Toward quantum simulations with Thulium atoms

Bose-Einstein condensation (BEC) is a powerful tool for a wide range of research activities, a large fraction of which is related to quantum simulations. Various problems may benefit from different atomic species. Thulium atoms possess dipole moment of 4 Bohr magneton in the ground state, allowing long-term interactions. It also has number of non-chaotic low-field Feshbach resonances, allowing fine control of the near-filed interactions. It also has relatively simple level structure compared to the other magnetic lanthanoids and thus is a quite promising subject for applications in quantum simulations.
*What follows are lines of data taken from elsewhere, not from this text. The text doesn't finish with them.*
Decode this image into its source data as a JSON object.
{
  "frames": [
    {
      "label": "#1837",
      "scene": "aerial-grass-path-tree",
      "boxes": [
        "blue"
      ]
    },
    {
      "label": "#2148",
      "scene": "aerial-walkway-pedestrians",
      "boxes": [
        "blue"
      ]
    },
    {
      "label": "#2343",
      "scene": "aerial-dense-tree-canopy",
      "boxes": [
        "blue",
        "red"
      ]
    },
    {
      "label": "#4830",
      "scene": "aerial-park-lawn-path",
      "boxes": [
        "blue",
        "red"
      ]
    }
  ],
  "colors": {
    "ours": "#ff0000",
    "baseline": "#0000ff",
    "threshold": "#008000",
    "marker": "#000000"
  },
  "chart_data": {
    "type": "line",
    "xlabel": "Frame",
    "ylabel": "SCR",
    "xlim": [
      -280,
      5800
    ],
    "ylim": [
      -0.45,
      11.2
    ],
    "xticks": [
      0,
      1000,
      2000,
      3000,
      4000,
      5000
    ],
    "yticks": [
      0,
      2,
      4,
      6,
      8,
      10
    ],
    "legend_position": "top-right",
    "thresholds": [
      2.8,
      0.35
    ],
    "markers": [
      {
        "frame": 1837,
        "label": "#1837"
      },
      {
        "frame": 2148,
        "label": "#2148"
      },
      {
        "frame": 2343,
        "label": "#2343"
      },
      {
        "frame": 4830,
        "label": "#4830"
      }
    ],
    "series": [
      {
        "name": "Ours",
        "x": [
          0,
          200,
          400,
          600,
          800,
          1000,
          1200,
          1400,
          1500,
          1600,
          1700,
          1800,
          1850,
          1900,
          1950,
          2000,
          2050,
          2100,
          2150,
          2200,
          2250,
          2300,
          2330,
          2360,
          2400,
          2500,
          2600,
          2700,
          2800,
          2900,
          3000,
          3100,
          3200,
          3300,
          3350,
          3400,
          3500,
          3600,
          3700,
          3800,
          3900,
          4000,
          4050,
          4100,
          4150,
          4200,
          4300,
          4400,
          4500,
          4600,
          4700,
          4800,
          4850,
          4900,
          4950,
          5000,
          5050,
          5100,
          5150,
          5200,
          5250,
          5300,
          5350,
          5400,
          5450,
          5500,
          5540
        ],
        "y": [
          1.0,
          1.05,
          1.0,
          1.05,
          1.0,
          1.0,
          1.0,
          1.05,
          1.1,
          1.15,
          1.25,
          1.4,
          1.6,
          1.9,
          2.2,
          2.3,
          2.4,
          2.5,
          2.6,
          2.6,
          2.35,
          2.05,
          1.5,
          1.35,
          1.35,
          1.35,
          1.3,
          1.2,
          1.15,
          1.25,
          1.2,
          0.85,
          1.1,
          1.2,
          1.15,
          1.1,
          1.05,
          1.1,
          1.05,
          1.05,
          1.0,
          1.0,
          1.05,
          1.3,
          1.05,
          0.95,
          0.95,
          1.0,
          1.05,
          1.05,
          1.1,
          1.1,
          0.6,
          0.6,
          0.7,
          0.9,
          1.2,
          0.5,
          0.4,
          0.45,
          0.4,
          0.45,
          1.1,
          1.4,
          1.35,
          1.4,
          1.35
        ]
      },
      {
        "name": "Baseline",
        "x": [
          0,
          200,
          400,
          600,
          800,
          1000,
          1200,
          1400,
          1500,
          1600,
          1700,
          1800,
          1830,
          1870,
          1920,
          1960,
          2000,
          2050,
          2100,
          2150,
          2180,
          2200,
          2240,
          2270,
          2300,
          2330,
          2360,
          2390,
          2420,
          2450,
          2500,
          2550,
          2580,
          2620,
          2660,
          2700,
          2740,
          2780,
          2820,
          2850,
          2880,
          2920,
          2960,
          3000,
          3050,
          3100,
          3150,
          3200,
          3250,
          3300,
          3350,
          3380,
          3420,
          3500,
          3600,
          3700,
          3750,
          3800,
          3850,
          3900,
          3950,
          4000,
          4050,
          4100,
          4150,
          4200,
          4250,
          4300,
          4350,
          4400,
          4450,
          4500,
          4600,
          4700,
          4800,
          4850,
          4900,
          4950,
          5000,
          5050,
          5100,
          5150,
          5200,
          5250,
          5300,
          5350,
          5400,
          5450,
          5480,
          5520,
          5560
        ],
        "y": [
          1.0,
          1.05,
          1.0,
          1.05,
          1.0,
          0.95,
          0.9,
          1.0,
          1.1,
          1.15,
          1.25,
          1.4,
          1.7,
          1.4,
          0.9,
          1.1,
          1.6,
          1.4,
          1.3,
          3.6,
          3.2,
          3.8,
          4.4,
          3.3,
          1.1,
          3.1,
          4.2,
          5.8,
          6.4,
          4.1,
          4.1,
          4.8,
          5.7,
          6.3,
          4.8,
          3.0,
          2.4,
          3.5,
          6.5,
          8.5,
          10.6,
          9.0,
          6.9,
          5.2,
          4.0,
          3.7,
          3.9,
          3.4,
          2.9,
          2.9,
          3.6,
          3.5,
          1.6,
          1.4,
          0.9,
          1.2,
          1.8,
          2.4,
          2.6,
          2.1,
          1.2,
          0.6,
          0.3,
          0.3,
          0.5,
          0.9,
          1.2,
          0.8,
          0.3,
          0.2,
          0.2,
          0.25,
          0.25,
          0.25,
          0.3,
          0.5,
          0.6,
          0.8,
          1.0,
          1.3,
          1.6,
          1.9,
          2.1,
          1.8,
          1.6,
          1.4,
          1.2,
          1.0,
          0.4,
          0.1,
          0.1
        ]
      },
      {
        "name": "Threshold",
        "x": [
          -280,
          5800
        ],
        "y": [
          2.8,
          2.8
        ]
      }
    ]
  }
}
Nevertheless, cooling down novel species interesting for quantum simulations to BEC temperatures requires a substantial amount of optimization and is usually considered to be a difficult experimental task. Here we report on implementation of the Bayesian machine learning technique to optimize the evaporative cooling of thulium atoms and achieved BEC in an optical dipole trap. Two dipole traps were used: 532 nm light and 1064 nm light, in both the condensation was achieved. We also analyzed the atomic loss mechanism for the 532 nm optical trap, used in the Bose-condensation experiment, and compares it with the alternative and more traditional micron-range optical dipole trap.
While the condensate of the thulium atom has a lot of applications in quantum simulations and other areas of physics, it can also serve as a unique diagnostic tool for many atomic experiments. In the present study, the Bose-Einstein condensate of the thulium atom was successfully utilized to diagnose an optical lattice and detect unwanted reflections in the experiments with the 1064 nm optical lattice, which will further be used in a quantum gas microscope experiment.
This work was supported by Rosatom in the framework of the Roadmap for Quantum computing (Contract No. 868-1.3-15/15-2021 dated October 5, 2021).